L'Assemblée. Consultative considérerait la création d'une telle zone, ouverte à tous les pays qui voudraient s'y joindre et en observer le règles, comme un premier pas vers la constitution d'une zone plus large de libre échange. L'Europe étant loin d'être une entité économique se suffisant à elle-même, mais dépendant dans une large mesure des économies complémentaires des producteurs de matières premières d'outre-mer, il y a lieu d'examiner de plus près la possibilité d'établir des liens plus étroits et plus souples entre les États membres du Conseil de l'Europe et les territoires d'outremer qui leur sont associés — sans négliger le développement du système préférentiel.
L'Assemblée Consultative tient à souligner à nouveau l'importance de développer les échanges intraeuropéens et de progresser vers une division effective du travail au sein de l'Europe, en vue d'atteindre des niveaux de production plus élevés, de réduire le déficit européen en dollars et de lutter contre l'inflation.
L'expérience a prouvé que les difficultés que l'on rencontre en s'efforçant de combattre l'inflation sont très graves. L'inflation résulte, dans une large mesure, de forces qui échappent au contrôle des pays membres de l'U. E. P., comme par exemple la hausse en flèche des prix des matières premières provenant d'outremer. En même temps, il est bon de se rappeler qu'il est possible de prendre des mesures effectives pour combattre l'inflation, au moyen d'une vigoureuse action concertée par tous les intéressés. Des mesures de cet ordre pourraient comprendre 1) la coordination, dans la mesure où elle est praticable, des politiques nationales en matière de monnaie, d'impôt et d'emploi, 2) l'établissement d'un système monétaire plus souple permettant d'ajuster plus facilement les taux de change afin qu'ils puissent répondre aux nécessités de conditions économiques en constante évolution, et enfin 3) une action internationale de nature à stabiliser les prix des matières premières, en évitant des achats concurrentiels destinés à la constitution de stocks.

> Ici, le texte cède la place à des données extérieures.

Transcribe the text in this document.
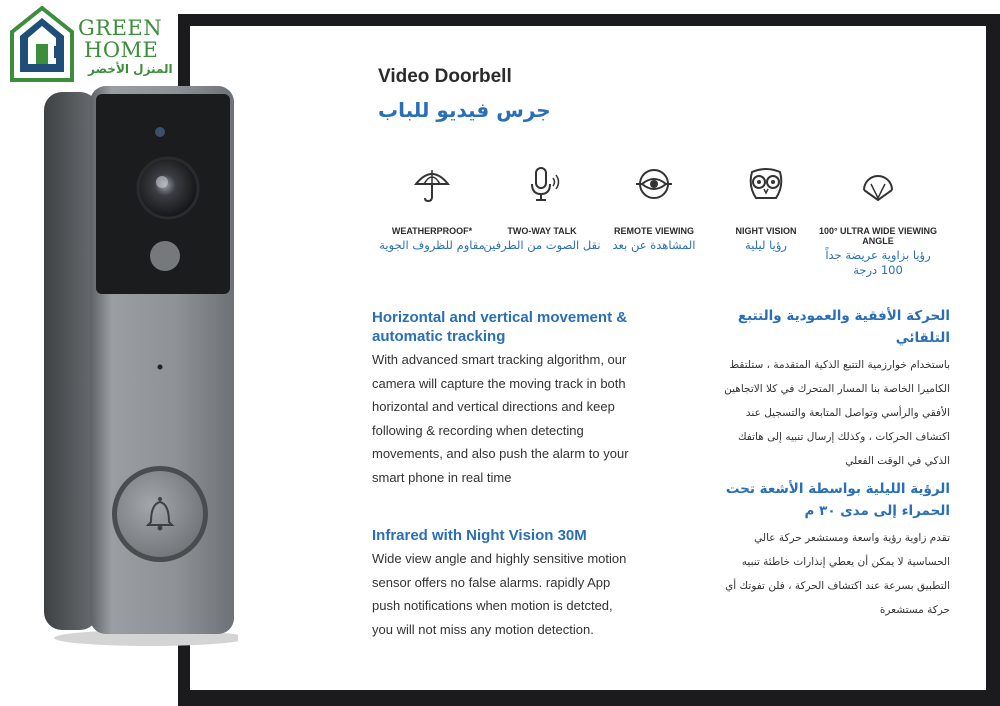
GREEN
HOME
المنزل الأخضر	Video Doorbell
جرس فيديو للباب
100° ULTRA WIDE VIEWING ANGLE
رؤيا بزاوية عريضة جداً 100 درجة
NIGHT VISION
رؤيا ليلية
REMOTE VIEWING
المشاهدة عن بعد
TWO-WAY TALK
نقل الصوت من الطرفين
WEATHERPROOF*
مقاوم للظروف الجوية
Horizontal and vertical movement & automatic tracking
With advanced smart tracking algorithm, our camera will capture the moving track in both horizontal and vertical directions and keep following & recording when detecting movements, and also push the alarm to your smart phone in real time
Infrared with Night Vision 30M
Wide view angle and highly sensitive motion sensor offers no false alarms. rapidly App push notifications when motion is detcted, you will not miss any motion detection.
الحركة الأفقية والعمودية والتتبع التلقائي
باستخدام خوارزمية التتبع الذكية المتقدمة ، ستلتقط الكاميرا الخاصة بنا المسار المتحرك في كلا الاتجاهين الأفقي والرأسي وتواصل المتابعة والتسجيل عند اكتشاف الحركات ، وكذلك إرسال تنبيه إلى هاتفك الذكي في الوقت الفعلي
الرؤية الليلية بواسطة الأشعة تحت الحمراء إلى مدى ٣٠ م
تقدم زاوية رؤية واسعة ومستشعر حركة عالي الحساسية لا يمكن أن يعطي إنذارات خاطئة تنبيه التطبيق بسرعة عند اكتشاف الحركة ، فلن تفوتك أي حركة مستشعرة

De plus, les pays disposant de balances excédentaires sont dans l'obligation directe de poursuivre une politique économique d'expansion, dans la mesure où elle n'entraîne pas d'inflation intérieure; les pays à balance déficitaire, spécialement ceux qui connaissent un taux d'emploi extrêmement élevé, sont tenus de poursuivre une politique de déflation.

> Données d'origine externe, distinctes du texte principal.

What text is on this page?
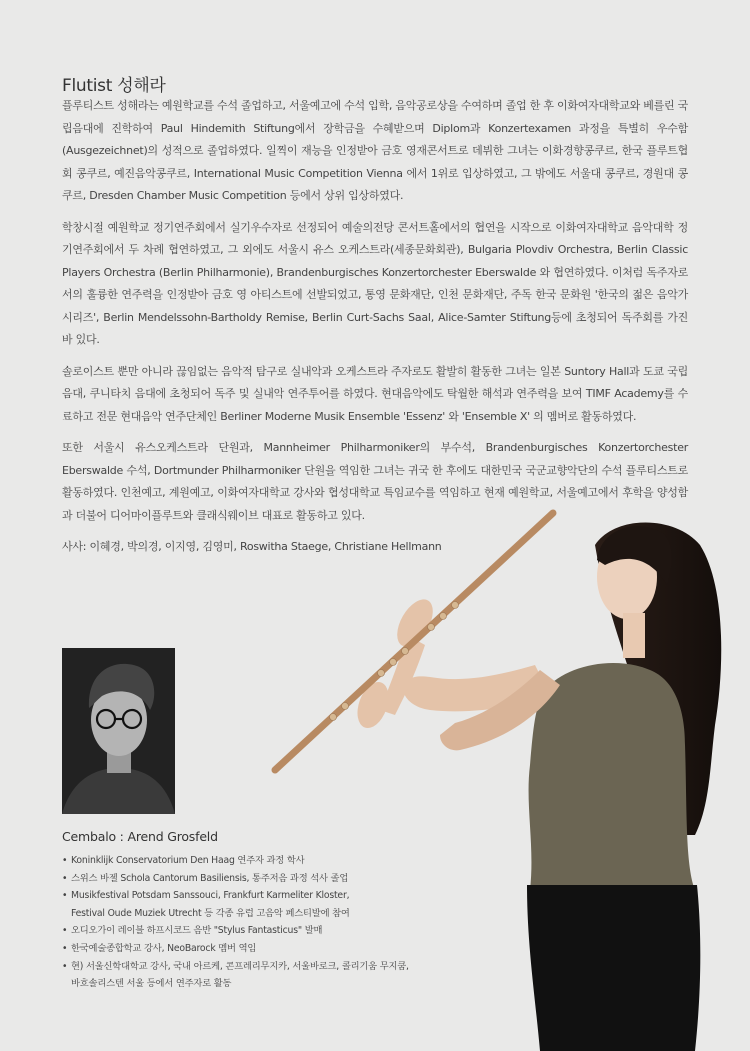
Flutist 성해라

플루티스트 성해라는 예원학교를 수석 졸업하고, 서울예고에 수석 입학, 음악공로상을 수여하며 졸업 한 후 이화여자대학교와 베를린 국립음대에 진학하여 Paul Hindemith Stiftung에서 장학금을 수혜받으며 Diplom과 Konzertexamen 과정을 특별히 우수함(Ausgezeichnet)의 성적으로 졸업하였다. 일찍이 재능을 인정받아 금호 영재콘서트로 데뷔한 그녀는 이화경향콩쿠르, 한국 플루트협회 콩쿠르, 예진음악콩쿠르, International Music Competition Vienna 에서 1위로 입상하였고, 그 밖에도 서울대 콩쿠르, 경원대 콩쿠르, Dresden Chamber Music Competition 등에서 상위 입상하였다.

학창시절 예원학교 정기연주회에서 실기우수자로 선정되어 예술의전당 콘서트홀에서의 협연을 시작으로 이화여자대학교 음악대학 정기연주회에서 두 차례 협연하였고, 그 외에도 서울시 유스 오케스트라(세종문화회관), Bulgaria Plovdiv Orchestra, Berlin Classic Players Orchestra (Berlin Philharmonie), Brandenburgisches Konzertorchester Eberswalde 와 협연하였다. 이처럼 독주자로서의 훌륭한 연주력을 인정받아 금호 영 아티스트에 선발되었고, 통영 문화재단, 인천 문화재단, 주독 한국 문화원 '한국의 젊은 음악가 시리즈', Berlin Mendelssohn-Bartholdy Remise, Berlin Curt-Sachs Saal, Alice-Samter Stiftung등에 초청되어 독주회를 가진 바 있다.

솔로이스트 뿐만 아니라 끊임없는 음악적 탐구로 실내악과 오케스트라 주자로도 활발히 활동한 그녀는 일본 Suntory Hall과 도쿄 국립음대, 쿠니타치 음대에 초청되어 독주 및 실내악 연주투어를 하였다. 현대음악에도 탁월한 해석과 연주력을 보여 TIMF Academy를 수료하고 전문 현대음악 연주단체인 Berliner Moderne Musik Ensemble 'Essenz' 와 'Ensemble X' 의 멤버로 활동하였다.

또한 서울시 유스오케스트라 단원과, Mannheimer Philharmoniker의 부수석, Brandenburgisches Konzertorchester Eberswalde 수석, Dortmunder Philharmoniker 단원을 역임한 그녀는 귀국 한 후에도 대한민국 국군교향악단의 수석 플루티스트로 활동하였다. 인천예고, 계원예고, 이화여자대학교 강사와 협성대학교 특임교수를 역임하고 현재 예원학교, 서울예고에서 후학을 양성함과 더불어 디어마이플루트와 클래식웨이브 대표로 활동하고 있다.

사사: 이혜경, 박의경, 이지영, 김영미, Roswitha Staege, Christiane Hellmann

Cembalo : Arend Grosfeld
• Koninklijk Conservatorium Den Haag 연주자 과정 학사
• 스위스 바젤 Schola Cantorum Basiliensis, 통주저음 과정 석사 졸업
• Musikfestival Potsdam Sanssouci, Frankfurt Karmeliter Kloster,
Festival Oude Muziek Utrecht 등 각종 유럽 고음악 페스티발에 참여
• 오디오가이 레이블 하프시코드 음반 "Stylus Fantasticus" 발매
• 한국예술종합학교 강사, NeoBarock 멤버 역임
• 현) 서울신학대학교 강사, 국내 아르케, 콘프레리무지카, 서울바로크, 콜리기움 무지쿰,
바흐솔리스텐 서울 등에서 연주자로 활동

Mentionnons pour finir un sujet important : le manque de crédits commerciaux à court terme est un facteur qui porte préjudice au développement du commerce international et fait subir au système du clearing l'influence des fluctuations temporaires, saisonnières et autres qui, dans le passé, étaient normalement amorties par des crédits de cette nature. Il serait possible de lutter, dans une certaine mesure, contre cet état de chose, en utilisant les facilités de crédit avec plus de souplesse qu'on ne l'a fait jusqu'à présent, et en augmentant les réserves convertibles. La hausse des prix et l'augmentation du volume du commerce extérieur entraînée par le réarmement rendent nécessaire la constitution de réserves plus grandes que celles qui suffisaient il y a un an. Certaines des difficultés qui se posent à l'U. E. P. proviennent du fait que la zone de commerce pour laquelle elle joue le rôle de clearing est trop limitée et que ces difficultés pourraient être atténuées, sinon résolues, si l'on étendait à d'autres États le système de compensation. A ce propos, l'Assemblée considère que la question des relations financières et monétaires entre les régions économiques représentées par l'U. E. P. d'une part et les territoires d'outremer et la zone sterling d'autre part, méritent une étude approfondie.